A new study underlines safety concerns about using the malaria drugs hydroxychloroquine and chloroquine to treat COVID-19, and heightens questions about whether or not the drugs are effective at all.
Major Health Risks From Taking Hydroxychloroquine for COVID-19, Latest Research Finds
The study, which was published in The Lancet, cannot answer the question of whether or not hydroxychloroquine and chloroquine can help patients fight off COVID-19 or whether the drugs increase or decrease the death rates in those patients. Those answers can only come from large studies in which patients are randomly assigned to either receive the drugs or a placebo. Dozens of such studies are ongoing.
The results, however, are a reminder of the risks of deciding to use medicines without clear evidence of their benefits and risks.
One of the findings of the current study seems hard to ignore: that the drugs increase the risk of dangerous disturbances in heart rhythms. These are known side effects of both medicines, but the increases in the study are striking. After adjustment for other risk factors, it appears that patients on hydroxychloroquine had double the risk of ventricular arrhythmias, and those on chloroquine had triple. When an antibiotic such as azithromycin was added, as some proponents have advocated, the risk jumped to fivefold.
“It’s a very striking finding and it’s convincing to me,” said Steven Nissen, a cardiologist at the Cleveland Clinic. “Based upon these findings and others, no one should take hydroxychloroquine with or without an antibiotic unless they are in a randomized controlled trial. It should not be used in the general population to prevent or to treat COVID-19 infection."
Eric Topol, director and founder of the Scripps Research Translational Institute and a cardiologist, noted the risk in a series of tweets. “It’s no longer that hydroxychloroquine has no sign of efficacy,” he wrote, “it is associated with an increase in mortality.”
The study is the largest observational study so far on the use of chloroquine and hydroxychloroquine to treat COVID-19; it combined data from 15,000 COVID-19 patients at 671 hospitals on six continents who were treated with the drugs. Those patients were compared to 81,000 patients who had COVID-19 but did not receive the drugs.
Other observational studies have made comparisons in smaller populations. A study of 368 U.S. veterans also showed that the drugs might be potentially harmful. But two different studies each including 1,400 patients treated in New York during the COVID-19 pandemic showed no impact on mortality at all.
The difficulty with observational (sometimes called “real-world”) studies is that, often, the patients whom doctors choose to treat with a drug are different — in this case, probably sicker — than those who go untreated.

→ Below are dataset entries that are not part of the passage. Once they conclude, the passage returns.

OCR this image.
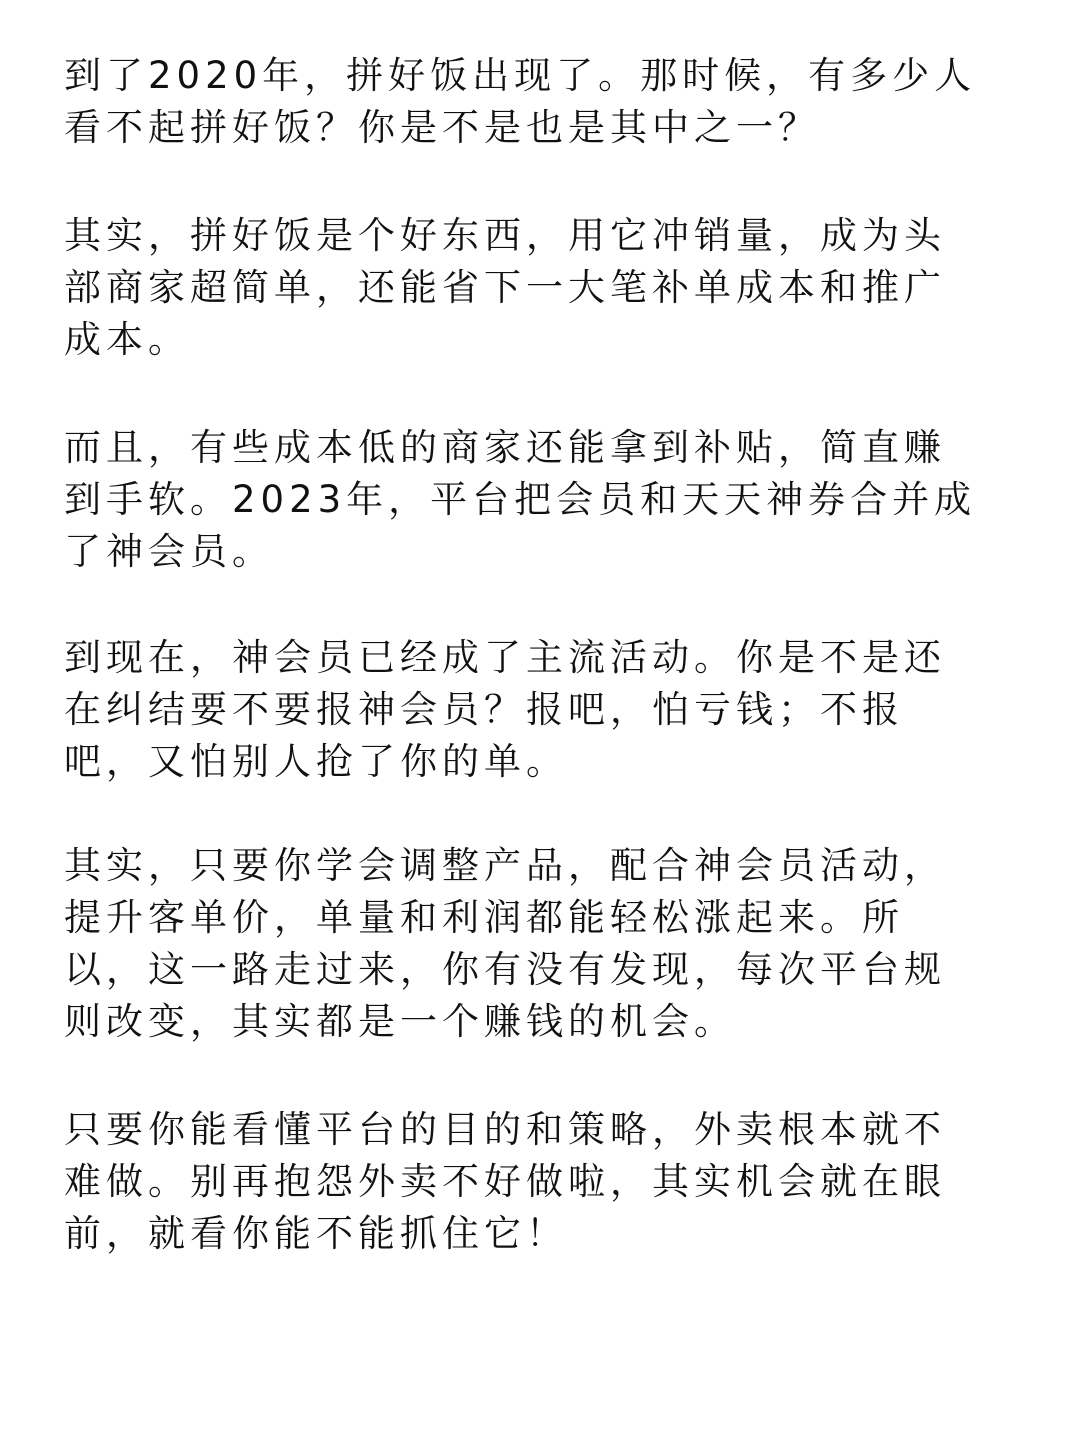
到了2020年，拼好饭出现了。那时候，有多少人
看不起拼好饭？你是不是也是其中之一？

其实，拼好饭是个好东西，用它冲销量，成为头
部商家超简单，还能省下一大笔补单成本和推广
成本。

而且，有些成本低的商家还能拿到补贴，简直赚
到手软。2023年，平台把会员和天天神券合并成
了神会员。

到现在，神会员已经成了主流活动。你是不是还
在纠结要不要报神会员？报吧，怕亏钱；不报
吧，又怕别人抢了你的单。

其实，只要你学会调整产品，配合神会员活动，
提升客单价，单量和利润都能轻松涨起来。所
以，这一路走过来，你有没有发现，每次平台规
则改变，其实都是一个赚钱的机会。

只要你能看懂平台的目的和策略，外卖根本就不
难做。别再抱怨外卖不好做啦，其实机会就在眼
前，就看你能不能抓住它！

The study in veterans “basically was a paper that showed that sick patients were more likely to get prescribed hydroxychloroquine, and the sick patients die. Now is it that it’s hydroxychloroquine that’s causing the death, or is it the fact that sick patients are the ones that more frequently die of COVID-19?” Amy Abernethy, the principal deputy commissioner at the Food and Drug Administration, told STAT this earlier this week.
Adding more patients helps. But the problem is that, while researchers can control for risk factors that they know about, they can’t rule out that patients getting chloroquine and hydroxychloroquine are dying for reasons they don’t understand that have nothing to do with the drugs.

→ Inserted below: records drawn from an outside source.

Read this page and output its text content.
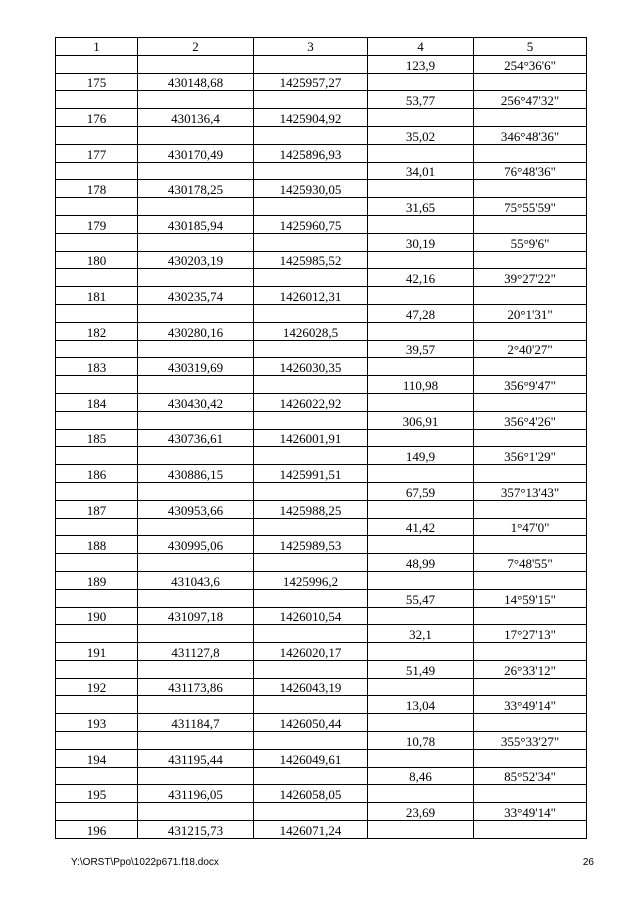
1	2	3	4	5
			123,9	254°36'6"
175	430148,68	1425957,27		
			53,77	256°47'32"
176	430136,4	1425904,92		
			35,02	346°48'36"
177	430170,49	1425896,93		
			34,01	76°48'36"
178	430178,25	1425930,05		
			31,65	75°55'59"
179	430185,94	1425960,75		
			30,19	55°9'6"
180	430203,19	1425985,52		
			42,16	39°27'22"
181	430235,74	1426012,31		
			47,28	20°1'31"
182	430280,16	1426028,5		
			39,57	2°40'27"
183	430319,69	1426030,35		
			110,98	356°9'47"
184	430430,42	1426022,92		
			306,91	356°4'26"
185	430736,61	1426001,91		
			149,9	356°1'29"
186	430886,15	1425991,51		
			67,59	357°13'43"
187	430953,66	1425988,25		
			41,42	1°47'0"
188	430995,06	1425989,53		
			48,99	7°48'55"
189	431043,6	1425996,2		
			55,47	14°59'15"
190	431097,18	1426010,54		
			32,1	17°27'13"
191	431127,8	1426020,17		
			51,49	26°33'12"
192	431173,86	1426043,19		
			13,04	33°49'14"
193	431184,7	1426050,44		
			10,78	355°33'27"
194	431195,44	1426049,61		
			8,46	85°52'34"
195	431196,05	1426058,05		
			23,69	33°49'14"
196	431215,73	1426071,24		
Y:\ORST\Ppo\1022p671.f18.docx	26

Still, the results don’t bode well for the malaria drugs as COVID-19 treatments. After controlling for risks such as weight, heart disease, and lung disease, the mortality rate in the control group was 9%. For those who received hydroxychloroquine, it was 18%; when an antibiotic was added, it was more than 20%. That’s not what would be expected if the drugs were highly effective treatments.
The results about heart rhythm issues are harder to discount, because they are known side effects of the drugs. Observational studies are generally seen as useful for picking up side effects.
Trying hydroxychloroquine as a COVID-19 treatment was sensible. Just as early laboratory studies showed that remdesivir, the drug developed by Gilead Sciences that the National Institute of Allergy and Infectious Disease found might shorten the time it took patients to recover from Covid-19 in a randomized clinical trial, so too did hydroxychloroquine. And results are conflicting. A 62-patient randomized study in China even seemed to show some benefit from the drug.
Even if the results from the new study, led by researchers at the Brigham and Women’s Hospital Center for Advanced Heart Disease/Cardiomyopathy in Boston, hold up, it’s still possible the drug could have some benefit. Researchers are testing it for preventing people who are exposed to the virus from being infected. Again, that can only come from randomized controlled studies.
Hydroxychloroquine use spiked dramatically after the drug was embraced by President Trump, who on Monday said that he himself was taking the drug, and commentators on Fox News. Sean Hannity read a letter from a doctor recounting his own experience using the drugs as a treatment on air.
Results from some of the first large, randomized studies of hydroxychloroquine are expected soon, including a study being conducted by the French government and one at the University of Minnesota. If they show that the drugs were actually harmful, it will be another giant misstep in the response to the virus. If they show it works, we’ll have another tool — probably a small one — in combating the pandemic.